August 26, 2007

Protection & Glory

Walls are boundaries around a space. In at least one instance, school officials found that walls around the playground give children a sense of security. Without them, they play close to the school building. With them, they play right to the parameter of the playground.

Jerusalem was a walled city. Those walls meant security from outside forces, but also suggest separation from the world. When Ezra and Nehemiah sought to rebuild the walls of Jerusalem, they met with violent hostility. Putting up that wall was a difficult challenge.

In the Christian community, that wall of protection and separation is also important. As my devotional guide says, Satan doesn’t like it and would rather put walls between believers than see us live in a manner that is holy and distinct from the rest of humanity.

As for the protection of walls, if I feel threatened, I want to be within the walls of my home, or even feel safer in my car. It works the same with animals. Horses have died when their barns were on fire because they ran back inside to what they thought was a safe place.

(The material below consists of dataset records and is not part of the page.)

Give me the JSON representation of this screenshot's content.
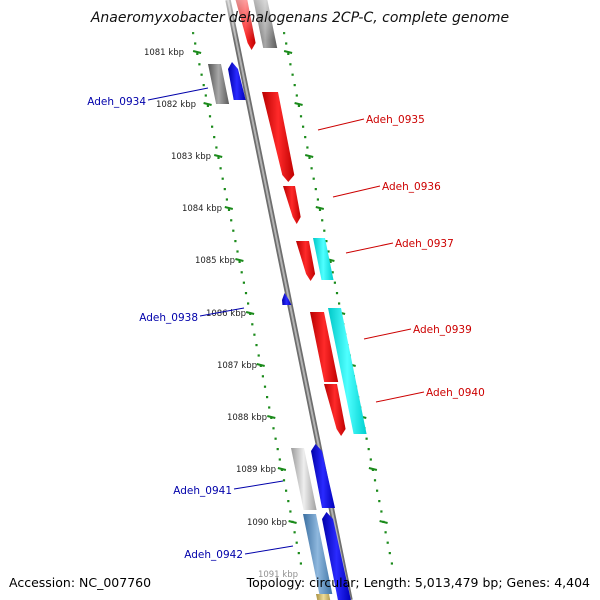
{
  "title": "Anaeromyxobacter dehalogenans 2CP-C, complete genome",
  "footer": {
    "accession": "Accession: NC_007760",
    "summary": "Topology: circular; Length: 5,013,479 bp; Genes: 4,404"
  },
  "colors": {
    "forward_label": "#cc0000",
    "reverse_label": "#0000aa",
    "tick_dots": "#1a8a1a",
    "backbone": "#8a8a8a"
  },
  "kbp_ticks": [
    "1081 kbp",
    "1082 kbp",
    "1083 kbp",
    "1084 kbp",
    "1085 kbp",
    "1086 kbp",
    "1087 kbp",
    "1088 kbp",
    "1089 kbp",
    "1090 kbp",
    "1091 kbp"
  ],
  "gene_labels": [
    {
      "text": "Adeh_0934",
      "strand": "reverse"
    },
    {
      "text": "Adeh_0935",
      "strand": "forward"
    },
    {
      "text": "Adeh_0936",
      "strand": "forward"
    },
    {
      "text": "Adeh_0937",
      "strand": "forward"
    },
    {
      "text": "Adeh_0938",
      "strand": "reverse"
    },
    {
      "text": "Adeh_0939",
      "strand": "forward"
    },
    {
      "text": "Adeh_0940",
      "strand": "forward"
    },
    {
      "text": "Adeh_0941",
      "strand": "reverse"
    },
    {
      "text": "Adeh_0942",
      "strand": "reverse"
    }
  ]
}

Sometimes I’m also as foolish as those horses. I put up walls of indifference, aloofness, or just silence, or try to protect myself by being defensive, or selfishly insisting on my own way.

Today’s verse reminds me that no matter the presence or absence of walls, or the condition they are in, the Lord is my ultimate protection. Zechariah 2:5 says, “‘For I,’ says the Lord, ‘will be a wall of fire all around her (Jerusalem), and I will be the glory in her midst.”

Even though this verse is about a city, Jesus also promises to protect me. He will never leave me or forsake me. He sovereignly guards my life and promises that no matter what happens to me, He will use it for my good, to make me more like Himself (which is of course the ultimate good). He is my wall of protection; nothing can come in without His permission.

The last part of the verse is mind-boggling; Jesus is also “the glory in the midst” and, while this verse again is about Jerusalem, it also means God lives in the midst of His people, collectively as the church and individually as believers. We are His tabernacle, His dwelling place, and the glory of the Lord is in us. Wow!

Jesus prayed, “And the glory which You gave Me I have given them, that they may be one just as We are one: that they may be made perfect in one, and that the world may know that You have sent Me, and have loved them as You have loved Me.”

No wonder Satan tries to divide Christians; God’s glory is seen in our unity. Furthermore, by that unity the world may know that God sent Jesus and that He loves them just as He loves His Son. If Satan can build a wall between me and other believers, the glory that He has given us will be hidden and those outside His wall will not know the wonder of Jesus and His love for them.

His Spirit prods me to apply this to another kind of hiding—the walls I put up to defend myself, to hide the real me, to keep others from seeing my weaknesses. These too have the power to hide the glory of Christ. If I want His glory to be seen, I cannot mask it. I must be transparent.

Today in Banff, in misty rain, I’ve a tangible reminder of how even little things like droplets of water can hide something large and incredible. Like the mountains hidden by the mist, even small and foolish sins and the building of my own walls can block the glory of Christ from those who most need to see Him.